|Product / Service||SIP SAFE|
|Category||B01. Brand-led Education & Awareness|
|Entrant||Y&R ANZ Melbourne, AUSTRALIA|
|Idea Creation||Y&R ANZ Melbourne, AUSTRALIA|
|Media Placement||Y&R ANZ Melbourne, AUSTRALIA|
|Paul Nagy||Y&R ANZ||Chief Creative Officer|
|Jake Barrow||Y&R Melbourne||Executive Creative Director|
|Kieran Moroney||Y&R Melbourne||Senior Art Director|
|Kieran Moroney||Y&R Melbourne||Copywriter|
|Aaron Pepper||Y&R Melbourne||Creative|
|Annie Thiele||Y&R Melbourne||Producer|
|Jules Callen||Y&R Melbourne||Producer|
|Zoe Rixon||Y&R Melbourne||Senior Producer|
|Matt Hunt||Y&R Melbourne||Group Account Director|
|Sheridan Wadelton||Y&R Melbourne||Head of Broadcast|
|Gabriel Montalban||Y&R Melbourne||Digital Producer|
|Gerry Mathee||Y&R Melbourne||Production Manager|
|Simon Gray||Y&R Melbourne||Designer|
|Leigh Maslij||Y&R Melbourne||Digital Designer|
|Michael Zaporozhets||Y&R Melbourne||Developer|
|Thomas Wilson||Y&R Melbourne||Account Executive|
After observing that young people are accustomed to wearing wristbands at festivals and other events we found inspiration to create something to help stop drink spiking. The Sip Safe wristband detects if a drink has been spiked with drugs. The wearer simply puts a drop of their drink onto the wristband and in a short amount of time the wristband changes colour if it has been exposed to ketamine or GHB – two common drink spiking drugs. The ability to test your own drink provides utility and the freedom of choice to the wearer. Also, wearing the Sip Safe wristband provides a visual deterrent to any would be drink spiker. The design of the wristband can incorporate the logos of any brand, nightclub or festival that provides these wristband to its patrons.
The Sip Safe wristband was first launched at the Schoolies end of exams party in November 2017. This activation was paired with market research through interviews and surveys that provided learnings on distribution, usage and engagement. Taking this feedback on board a program of activations was launched on Monash University campuses in April of 2018. This initial program saw more than 6,000 wristbands distributed to university students along with drink safety information. Coinciding with these activations we engaged the founder of Bars of the North, a venue safety organisation, to begin a program of lobbying licensed venues.

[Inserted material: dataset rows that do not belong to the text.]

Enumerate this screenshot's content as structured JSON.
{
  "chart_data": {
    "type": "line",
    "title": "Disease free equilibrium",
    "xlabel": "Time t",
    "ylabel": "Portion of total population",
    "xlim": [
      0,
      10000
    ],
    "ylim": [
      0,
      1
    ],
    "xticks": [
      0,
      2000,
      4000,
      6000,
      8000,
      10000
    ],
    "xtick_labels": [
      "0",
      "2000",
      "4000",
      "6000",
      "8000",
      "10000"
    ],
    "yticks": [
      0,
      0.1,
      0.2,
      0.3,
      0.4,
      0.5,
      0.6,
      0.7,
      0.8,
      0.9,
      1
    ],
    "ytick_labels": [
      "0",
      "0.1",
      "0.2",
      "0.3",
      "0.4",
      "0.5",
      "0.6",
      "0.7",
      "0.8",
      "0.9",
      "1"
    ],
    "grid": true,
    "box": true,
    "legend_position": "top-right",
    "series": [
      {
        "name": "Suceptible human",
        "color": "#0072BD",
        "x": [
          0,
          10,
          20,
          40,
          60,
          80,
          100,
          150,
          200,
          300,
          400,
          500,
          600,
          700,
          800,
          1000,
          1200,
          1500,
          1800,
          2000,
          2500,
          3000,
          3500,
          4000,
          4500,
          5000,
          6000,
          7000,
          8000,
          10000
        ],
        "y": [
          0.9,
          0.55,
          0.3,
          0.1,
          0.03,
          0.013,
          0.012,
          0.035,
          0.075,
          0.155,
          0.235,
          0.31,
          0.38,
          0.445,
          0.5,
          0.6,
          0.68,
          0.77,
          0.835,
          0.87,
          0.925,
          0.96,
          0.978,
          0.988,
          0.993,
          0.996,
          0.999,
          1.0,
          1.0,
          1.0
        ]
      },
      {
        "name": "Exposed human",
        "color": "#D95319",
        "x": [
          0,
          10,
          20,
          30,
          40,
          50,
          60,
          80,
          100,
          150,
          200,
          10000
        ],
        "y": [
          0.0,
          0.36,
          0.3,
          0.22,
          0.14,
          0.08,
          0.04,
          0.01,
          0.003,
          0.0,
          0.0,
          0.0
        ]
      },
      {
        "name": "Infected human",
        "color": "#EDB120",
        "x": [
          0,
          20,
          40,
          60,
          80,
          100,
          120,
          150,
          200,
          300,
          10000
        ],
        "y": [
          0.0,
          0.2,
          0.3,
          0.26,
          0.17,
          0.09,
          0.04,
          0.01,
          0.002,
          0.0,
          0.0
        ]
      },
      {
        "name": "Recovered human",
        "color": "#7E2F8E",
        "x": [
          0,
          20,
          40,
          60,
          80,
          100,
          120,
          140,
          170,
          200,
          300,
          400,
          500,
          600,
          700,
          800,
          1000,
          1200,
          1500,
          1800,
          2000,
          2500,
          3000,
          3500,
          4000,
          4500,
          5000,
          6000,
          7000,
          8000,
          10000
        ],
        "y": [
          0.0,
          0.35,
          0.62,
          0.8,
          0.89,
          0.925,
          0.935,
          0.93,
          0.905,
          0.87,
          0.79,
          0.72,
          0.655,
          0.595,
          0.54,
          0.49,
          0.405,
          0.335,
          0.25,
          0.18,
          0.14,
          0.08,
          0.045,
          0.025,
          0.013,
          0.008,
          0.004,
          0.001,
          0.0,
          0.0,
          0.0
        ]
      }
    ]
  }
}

The results to date have been nothing short of remarkable. In the space of six months we have launched a product to some of the most vulnerable young people, begun an ongoing program around university campuses where more than 6,000 wristbands have been distributed as well as garnered international media attention. Most importantly, in a university survey 89.5% of students now have a greater awareness of drink safety after engaging with Sip Safe. Further survey results showed: 31.6 % knew of people who’ve had their drink spiked 78.9% Could see themselves or their friends using the wristbands. From a commercial viewpoint, the Sip Safe wristband has been registered for a trade mark and the website’s had order enquiries from 27 countries. With this shift in scale the product developed with Monash University now has the potential to do far more good in harm minimisation for young people across the globe.
We directly sought a behavioural response in several locations. We targeted school leavers in the high-risk environment of their week-long end of exams party building relationships in the week before they nominated their university of choice. Wristbands were also distributed on university campuses to students experiencing life away from home, as well as available in known university bars, clubs and hangouts. So, whether through promotional staff at a university campus, or a point of sale stand on the bar inside a nightclub, Sip Safe created a call to action of drink safety and a method to know for sure.
To launch Sip Safe we established the product at events for pre-university students and on university campuses before taking it to the wider audience of clubs and festivals. We initially targeted the wristbands at the young people who are most at risk. This was found to be those celebrating at Schoolies, Australia’s biggest end of high school exams party, as those attending are away from their usual environment and are now old enough to drink alcohol. We also introduced the product to university students at a time when they are being exposed to new environments and social dynamics. Critically, the approach to sharing the Sip Safe wristband is about providing information and utility for the individual to make their own informed decisions. In bars, clubs and other venues, we positioned the strategy as one of responsibility for venues to provide safety precautions for their patrons to utilise.